Testing samples against a distribution Suppose I have some data sitting in front of me, which is supposed to be sampled from a specific distribution. How would I go about testing whether it is from that distribution?
I've seen several tests which appear to do this - Pearson's chi-squared test, the one-sample Kolmogorov-Smirnov test, and the Anderson-Darling test, to name a few. Which one do I want here? (And if the answer is "it depends", then what does it depend on?)
 A: There are many that can be used and the depends is that each look at different attributes of the distributions, so which is best depends on how you think your data is most likely to differ from the null distribution.  One option would be to use several of them (to capture the different ways they might differ), but be sure to adjust for multiple comparisons.  Also note that all the tests are rule out tests, if they are not significant that does not mean that the data comes from that distribution, just that you cannot rule it out.  Also note that these tests often have low power to rule out many distributions at small sample sizes and with large sample sizes can find differences statistically significant that would not be considered practically significant.

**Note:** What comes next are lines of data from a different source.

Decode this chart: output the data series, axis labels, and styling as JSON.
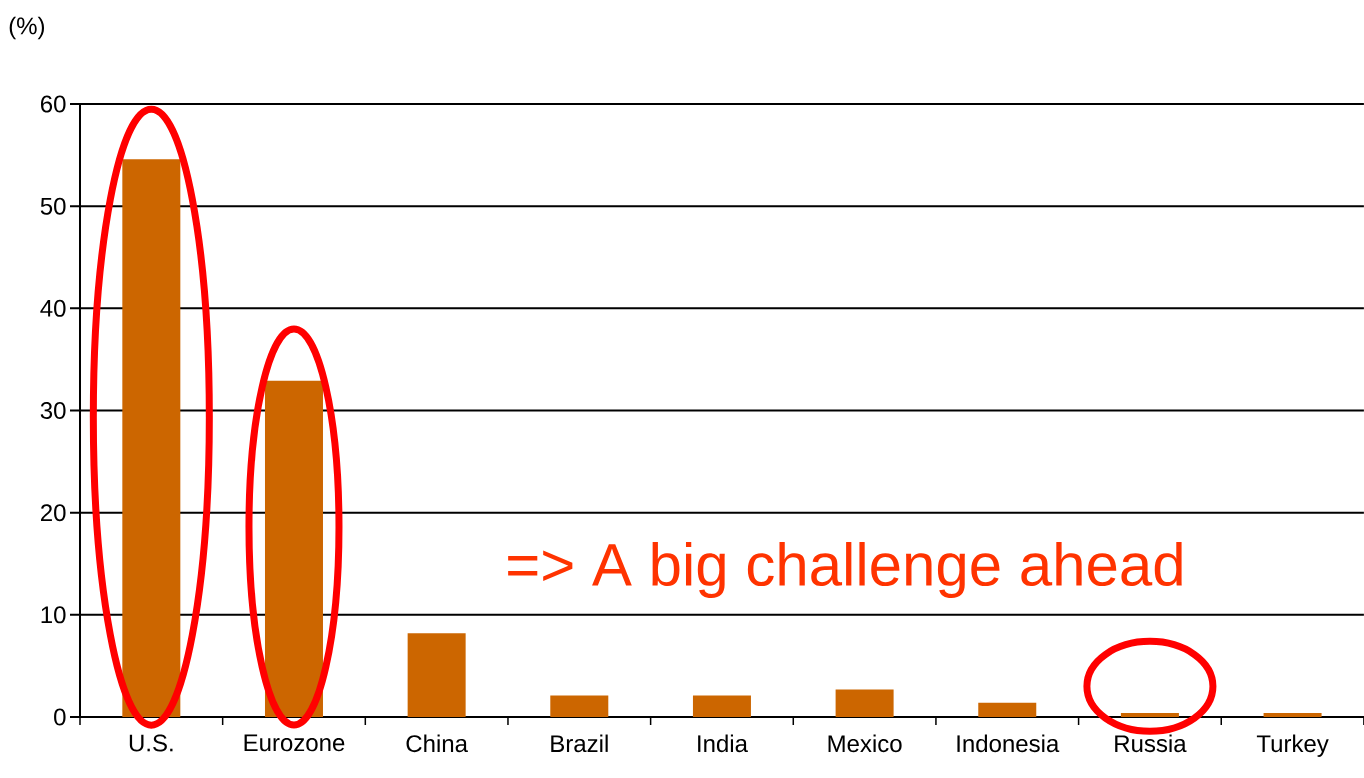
{
  "chart_data": {
    "type": "bar",
    "ylabel": "(%)",
    "categories": [
      "U.S.",
      "Eurozone",
      "China",
      "Brazil",
      "India",
      "Mexico",
      "Indonesia",
      "Russia",
      "Turkey"
    ],
    "values": [
      54.6,
      32.9,
      8.2,
      2.1,
      2.1,
      2.7,
      1.4,
      0.4,
      0.4
    ],
    "color": "#cc6600",
    "ylim": [
      0,
      60
    ],
    "yticks": [
      0,
      10,
      20,
      30,
      40,
      50,
      60
    ],
    "grid": "y",
    "annotations": [
      "=> A big challenge ahead"
    ]
  }
}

One test that gives you more options to look at meaningful differences is the visual test described in:

Buja, A., Cook, D. Hofmann, H., Lawrence, M. Lee, E.-K., Swayne,
 D.F and Wickham, H. (2009) Statistical Inference for exploratory
 data analysis and model diagnostics Phil. Trans. R. Soc. A 2009
 367, 4361-4383 doi: 10.1098/rsta.2009.0120


Which consists of making several plots of data simulated from the null distribution along with the plot of the actual data, then see if someone not familiar with the data can tell which is the real data.  This is implemented in the vis.test function in the TeachingDemos package for R or can be easily implemented using other tools.